Getting (b) is very difficult, but the evidence for the "flood" shows that it isn't completely impossible. (c) Gets really difficult, fundamentally you have to answer the question of why a superintelligence would bother with us. Experimentation on the scale of planets/civilizations is one I've offered. But if you designed and setup the experiement in which we are the "molecules", then you don't have to send in UFOs to abduct people unless thats part of the experimental design.
Perhaps its an experiment in the willingness of creatures of our limited capacities to believe things on the basis of hearsay evidence. :-)

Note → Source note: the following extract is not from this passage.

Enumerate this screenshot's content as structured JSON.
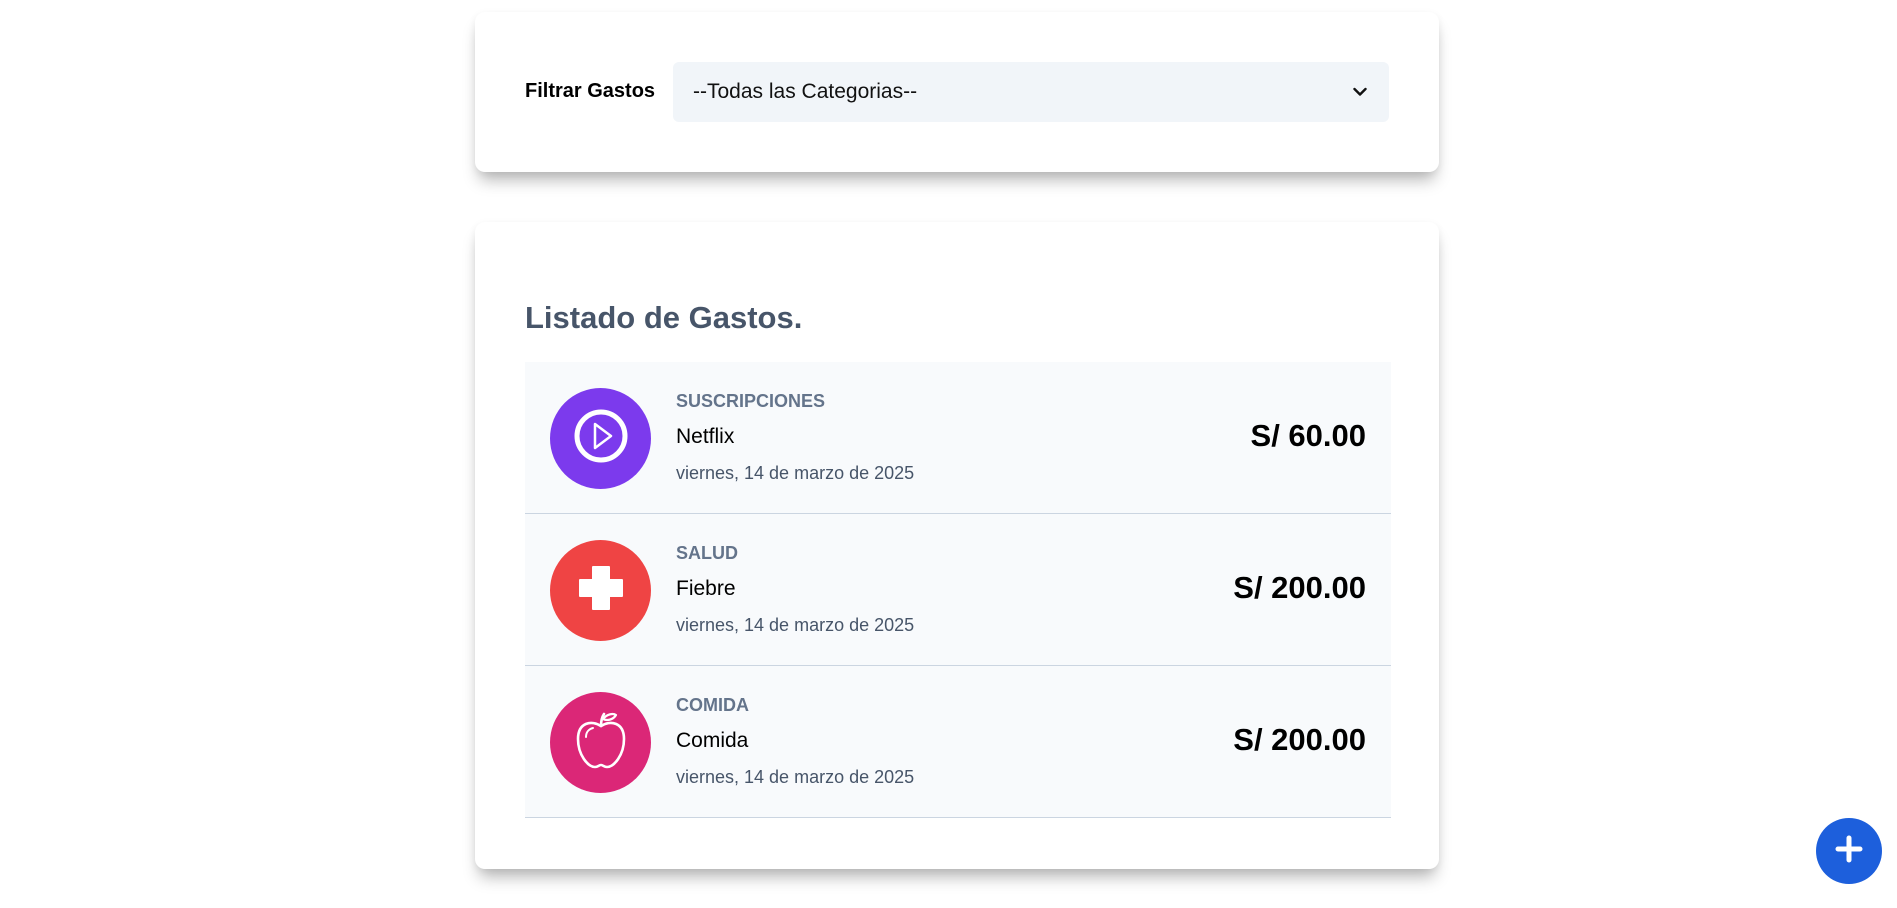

> How can you reconcile these views?
You don't have to reconcile them. If you are scientific about it and they don't violate known laws of physics, you keep an open mind about them and explore the possibilities. However, if you want to do good science, you presumably fund efforts on the basis the probability that something is true (or will be discovered) based on our current (limited) knowledge base. You fund infrared surveys on the bases of the scientific return we know they will provide, not the hypothesis that intgelligence might actually be easy and the population of the galaxy is dominated by superintelligences.
I will keep an open mind to UFOs and Alien abductions but I'm not going to "believe" in them until *I* see one or *I'm* abducted. And then I hope some of the other good people on the list will try to convince me that I've been dreaming or hallucinating.